Architectural Barriers Act
Like Section 504, the Architectural Barriers Act (ABA) applies to federally funded housing. HUD’s applicable compliance standard for the ABA is UFAS.
Compliance Tips
Legal challenges and investigations related to accessible design are expensive, both in terms of time and money. I generally recommend that clients be acutely aware of the accessibility standards applicable to their developments and alterations from the start. While I must provide the disclaimer that this column should not be considered legal advice, generally, ways to facilitate compliance include:
- Make sure architects and engineers working on a project are familiar with the applicable accessibility standards. Sometimes architects will indicate familiarity with the ADA—often shorthand for accessibility in general—but what they really know is the state standards or ADA, and not the Section 504 standards.
- Make sure the architect’s drawings include the numerical measurements and other indications regarding the applicable accessibility standards for each element of development, so builders have clear guidelines to follow.
- If there are concerns about whether drawings meet all applicable accessibility standards and will be clear to a builder, consider hiring an accessibility expert to review them. There are experts who specialize in these reviews and conduct accessibility inspections during construction and after construction completion.
- Ensure contracts with all parties involved in the design and construction of a development require compliance with the applicable accessibility standards.

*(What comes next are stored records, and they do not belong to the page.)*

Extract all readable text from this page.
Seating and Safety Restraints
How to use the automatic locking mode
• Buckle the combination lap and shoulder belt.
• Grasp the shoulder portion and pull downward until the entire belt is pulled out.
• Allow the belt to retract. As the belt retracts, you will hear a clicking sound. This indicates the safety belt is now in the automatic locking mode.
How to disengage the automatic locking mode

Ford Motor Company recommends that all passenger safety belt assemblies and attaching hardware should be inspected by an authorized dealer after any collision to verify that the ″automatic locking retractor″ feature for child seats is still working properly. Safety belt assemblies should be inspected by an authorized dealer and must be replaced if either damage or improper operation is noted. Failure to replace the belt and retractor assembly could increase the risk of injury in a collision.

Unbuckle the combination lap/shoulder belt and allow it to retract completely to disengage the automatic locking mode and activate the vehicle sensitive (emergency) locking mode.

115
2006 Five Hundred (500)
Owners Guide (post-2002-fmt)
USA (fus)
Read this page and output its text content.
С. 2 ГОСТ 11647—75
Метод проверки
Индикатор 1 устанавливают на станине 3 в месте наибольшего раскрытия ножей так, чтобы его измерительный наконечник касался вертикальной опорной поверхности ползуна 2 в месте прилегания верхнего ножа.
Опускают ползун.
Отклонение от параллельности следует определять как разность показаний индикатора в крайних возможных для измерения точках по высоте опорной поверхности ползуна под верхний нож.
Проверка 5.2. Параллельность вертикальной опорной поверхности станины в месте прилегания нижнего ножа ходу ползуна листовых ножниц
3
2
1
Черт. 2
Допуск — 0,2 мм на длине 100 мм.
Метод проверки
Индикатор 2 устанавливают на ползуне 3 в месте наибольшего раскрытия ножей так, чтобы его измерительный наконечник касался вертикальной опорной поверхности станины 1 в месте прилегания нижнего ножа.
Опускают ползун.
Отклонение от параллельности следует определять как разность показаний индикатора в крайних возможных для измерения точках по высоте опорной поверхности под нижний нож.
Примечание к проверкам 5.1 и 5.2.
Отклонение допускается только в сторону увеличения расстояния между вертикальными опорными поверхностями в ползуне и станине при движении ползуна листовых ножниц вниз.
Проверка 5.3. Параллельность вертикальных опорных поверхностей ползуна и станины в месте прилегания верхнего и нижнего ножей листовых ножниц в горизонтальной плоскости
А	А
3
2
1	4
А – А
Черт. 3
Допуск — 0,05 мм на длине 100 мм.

- There are no construction tolerances when it comes to the Department of Justice or HUD inspecting a completed building. Make sure all parties involved in design and construction of a development understand this. While standards may provide measurement ranges or maximums or minimums, even a quarter of an inch in excess of those ranges, maximums or minimums is typically found to be non-compliant by DOJ or HUD.
- Consider having an accessibility expert conduct inspections of the accessibility compliance during construction. Make sure that the inspector is familiar with how DOJ or HUD measures to determine compliance. No construction tolerances should be allowed. It is much cheaper to fix issues during construction rather than after completion.
- Complaints and investigations regarding accessible design and construction may originate from DOJ, HUD, fair housing testers, applicants or tenants, among others.
Often, noncompliant exteriors will pique the interest of testers or others to investigate further. Accordingly, while building interiors should be compliant, as a best practice, make sure that exteriors—including parking spaces, lot striping, curb cuts and accessible routes to the building—remain compliant over time.
Retrofitting is exceedingly expensive. So, too, is litigation. Paying damages to plaintiffs or penalties to the government can also add up. Getting the design right the first time can save all parties involved many headaches down the road.